Mitwirkungsausschluss des Richters wegen Vorbefassung

Ein Mitwirkungsausschluss folgt aus der Beteiligung einer Richterin oder eines Richters an der Sache (§ 18 Abs. 1 Nr. 1 BVerfGG) oder aus einer vor­an­ge­gan­ge­nen Tätigkeit in der­sel­ben Sache (§ 18 Abs. 1 Nr. 2 BVerfGG). Die Ausschlussregelung ist als Ausnahmetatbestand kon­stru­iert und des­halb eng aus­zu­le­gen.

Mitwirkungsausschluss des Richters wegen Vorbefassung

Das Tatbestandsmerkmal „der­sel­ben Sache” in § 18 Abs. 1 Nr. 2 BVerfGG ist stets in einem kon­kre­ten, strikt ver­fah­rens­be­zo­ge­nen Sinne zu ver­ste­hen. Zu einem Ausschluss kann des­halb regel­mä­ßig nur eine Tätigkeit in dem ver­fas­sungs­ge­richt­li­chen Verfahren selbst oder in dem die­sem unmit­tel­bar vor­aus­ge­gan­ge­nen und ihm sach­lich zuge­ord­ne­ten Verfahren füh­ren 1.

Zumindest in ver­fas­sungs­ge­richt­li­chen Verfahren ist auch eine Mitwirkung an sol­chen Entscheidungen nicht mehr eine Tätigkeit in der­sel­ben Sache, die end­gül­tig ein Verfahren abschlie­ßen und gegen die unter kei­nem erdenk­li­chen Gesichtspunkt Rechtsmittel gege­ben sind. Werden gegen sol­che Entscheidungen den­noch Rechtsbehelfe ein­ge­legt, gilt für die hier­über zu tref­fen­den Entscheidungen und die hier­bei durch­zu­füh­ren­den Verfahren auch kein Mitwirkungsausschluss. Durch den Schlusspunkt einer end­gül­tig abschlie­ßen­den Entscheidung soll ein Regress ad infi­ni­tum abge­schnit­ten wer­den 2.
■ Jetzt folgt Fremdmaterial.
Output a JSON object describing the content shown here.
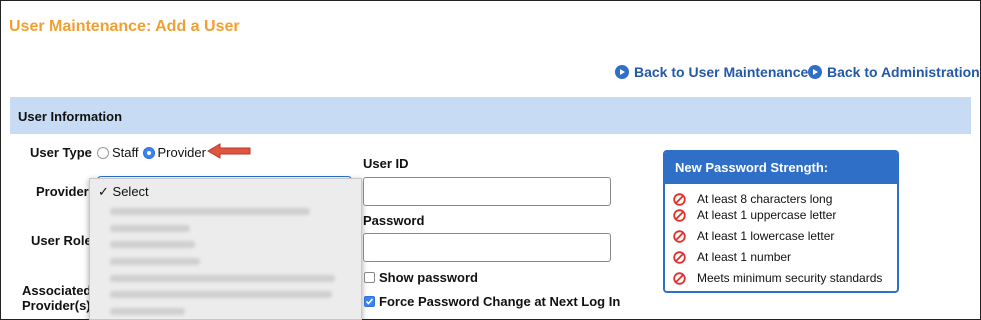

Nach Maßgabe des­sen sind der Richter Huber und die Richterinnen Kessal-Wulf und König nicht von der Mitwirkung aus­ge­schlos­sen. Der Beschwerdeführer wen­det sich gegen den Beschluss des Bundesverfassungsgerichts vom 24.04.2019 zum Aktenzeichen 2 BvR 611/​19, an dem der Richter Huber und die Richterinnen Kessal-Wulf und König mit­ge­wirkt haben. Damit han­delt es sich bei dem ver­fas­sungs­ge­richt­li­chen Verfahren zum Aktenzeichen 2 BvR 611/​19 zwar for­mal um das Ausgangsverfahren. Der dort ergan­ge­ne Beschluss unter­liegt aber nach Maßgabe der Vorschrift des § 93d Abs. 1 Satz 2 BVerfGG kei­ner inner­staat­li­chen Anfechtung. Im hie­si­gen Verfahren besteht daher kein Mitwirkungsausschluss.
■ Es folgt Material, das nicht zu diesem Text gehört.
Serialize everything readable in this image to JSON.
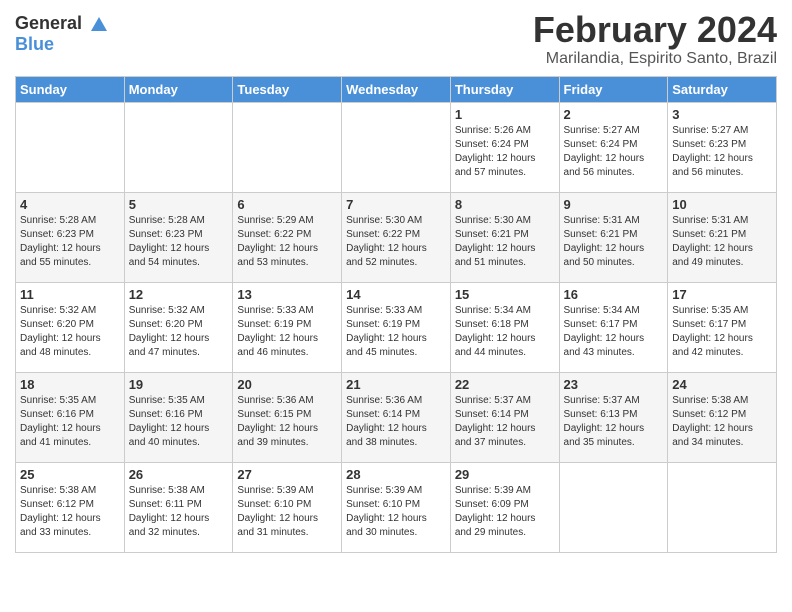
{
  "header": {
    "logo_general": "General",
    "logo_blue": "Blue",
    "month_title": "February 2024",
    "location": "Marilandia, Espirito Santo, Brazil"
  },
  "days_of_week": [
    "Sunday",
    "Monday",
    "Tuesday",
    "Wednesday",
    "Thursday",
    "Friday",
    "Saturday"
  ],
  "weeks": [
    [
      {
        "day": "",
        "info": ""
      },
      {
        "day": "",
        "info": ""
      },
      {
        "day": "",
        "info": ""
      },
      {
        "day": "",
        "info": ""
      },
      {
        "day": "1",
        "info": "Sunrise: 5:26 AM\nSunset: 6:24 PM\nDaylight: 12 hours\nand 57 minutes."
      },
      {
        "day": "2",
        "info": "Sunrise: 5:27 AM\nSunset: 6:24 PM\nDaylight: 12 hours\nand 56 minutes."
      },
      {
        "day": "3",
        "info": "Sunrise: 5:27 AM\nSunset: 6:23 PM\nDaylight: 12 hours\nand 56 minutes."
      }
    ],
    [
      {
        "day": "4",
        "info": "Sunrise: 5:28 AM\nSunset: 6:23 PM\nDaylight: 12 hours\nand 55 minutes."
      },
      {
        "day": "5",
        "info": "Sunrise: 5:28 AM\nSunset: 6:23 PM\nDaylight: 12 hours\nand 54 minutes."
      },
      {
        "day": "6",
        "info": "Sunrise: 5:29 AM\nSunset: 6:22 PM\nDaylight: 12 hours\nand 53 minutes."
      },
      {
        "day": "7",
        "info": "Sunrise: 5:30 AM\nSunset: 6:22 PM\nDaylight: 12 hours\nand 52 minutes."
      },
      {
        "day": "8",
        "info": "Sunrise: 5:30 AM\nSunset: 6:21 PM\nDaylight: 12 hours\nand 51 minutes."
      },
      {
        "day": "9",
        "info": "Sunrise: 5:31 AM\nSunset: 6:21 PM\nDaylight: 12 hours\nand 50 minutes."
      },
      {
        "day": "10",
        "info": "Sunrise: 5:31 AM\nSunset: 6:21 PM\nDaylight: 12 hours\nand 49 minutes."
      }
    ],
    [
      {
        "day": "11",
        "info": "Sunrise: 5:32 AM\nSunset: 6:20 PM\nDaylight: 12 hours\nand 48 minutes."
      },
      {
        "day": "12",
        "info": "Sunrise: 5:32 AM\nSunset: 6:20 PM\nDaylight: 12 hours\nand 47 minutes."
      },
      {
        "day": "13",
        "info": "Sunrise: 5:33 AM\nSunset: 6:19 PM\nDaylight: 12 hours\nand 46 minutes."
      },
      {
        "day": "14",
        "info": "Sunrise: 5:33 AM\nSunset: 6:19 PM\nDaylight: 12 hours\nand 45 minutes."
      },
      {
        "day": "15",
        "info": "Sunrise: 5:34 AM\nSunset: 6:18 PM\nDaylight: 12 hours\nand 44 minutes."
      },
      {
        "day": "16",
        "info": "Sunrise: 5:34 AM\nSunset: 6:17 PM\nDaylight: 12 hours\nand 43 minutes."
      },
      {
        "day": "17",
        "info": "Sunrise: 5:35 AM\nSunset: 6:17 PM\nDaylight: 12 hours\nand 42 minutes."
      }
    ],
    [
      {
        "day": "18",
        "info": "Sunrise: 5:35 AM\nSunset: 6:16 PM\nDaylight: 12 hours\nand 41 minutes."
      },
      {
        "day": "19",
        "info": "Sunrise: 5:35 AM\nSunset: 6:16 PM\nDaylight: 12 hours\nand 40 minutes."
      },
      {
        "day": "20",
        "info": "Sunrise: 5:36 AM\nSunset: 6:15 PM\nDaylight: 12 hours\nand 39 minutes."
      },
      {
        "day": "21",
        "info": "Sunrise: 5:36 AM\nSunset: 6:14 PM\nDaylight: 12 hours\nand 38 minutes."
      },
      {
        "day": "22",
        "info": "Sunrise: 5:37 AM\nSunset: 6:14 PM\nDaylight: 12 hours\nand 37 minutes."
      },
      {
        "day": "23",
        "info": "Sunrise: 5:37 AM\nSunset: 6:13 PM\nDaylight: 12 hours\nand 35 minutes."
      },
      {
        "day": "24",
        "info": "Sunrise: 5:38 AM\nSunset: 6:12 PM\nDaylight: 12 hours\nand 34 minutes."
      }
    ],
    [
      {
        "day": "25",
        "info": "Sunrise: 5:38 AM\nSunset: 6:12 PM\nDaylight: 12 hours\nand 33 minutes."
      },
      {
        "day": "26",
        "info": "Sunrise: 5:38 AM\nSunset: 6:11 PM\nDaylight: 12 hours\nand 32 minutes."
      },
      {
        "day": "27",
        "info": "Sunrise: 5:39 AM\nSunset: 6:10 PM\nDaylight: 12 hours\nand 31 minutes."
      },
      {
        "day": "28",
        "info": "Sunrise: 5:39 AM\nSunset: 6:10 PM\nDaylight: 12 hours\nand 30 minutes."
      },
      {
        "day": "29",
        "info": "Sunrise: 5:39 AM\nSunset: 6:09 PM\nDaylight: 12 hours\nand 29 minutes."
      },
      {
        "day": "",
        "info": ""
      },
      {
        "day": "",
        "info": ""
      }
    ]
  ]
}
Auch der hin­ter der Vorschrift des § 18 Abs. 1 BVerfGG ste­hen­de Gedanke, dass es einem vor­be­fass­ten Richter an der gebo­te­nen Distanz und Neutralität fehlt 3, ver­mag den Mitwirkungsausschluss nicht zu begrün­den. Für die Entscheidung im hie­si­gen Verfahren kommt es allein dar­auf an, ob eine Verfassungsbeschwerde gegen die Nichtannahme einer Verfassungsbeschwerde zuläs­sig ist. Rechtsfragen aus dem Verfahren, das mit dem ange­grif­fe­nen Beschluss been­det ist, stel­len sich nicht.

Da die genann­ten Umstände von vorn­her­ein nicht geeig­net sind, einen Mitwirkungsausschluss zu begrün­den, kann die Kammer unter Mitwirkung des Richters Huber und der Richterinnen Kessal-Wulf und König über die Frage des Mitwirkungsausschlusses befin­den 4.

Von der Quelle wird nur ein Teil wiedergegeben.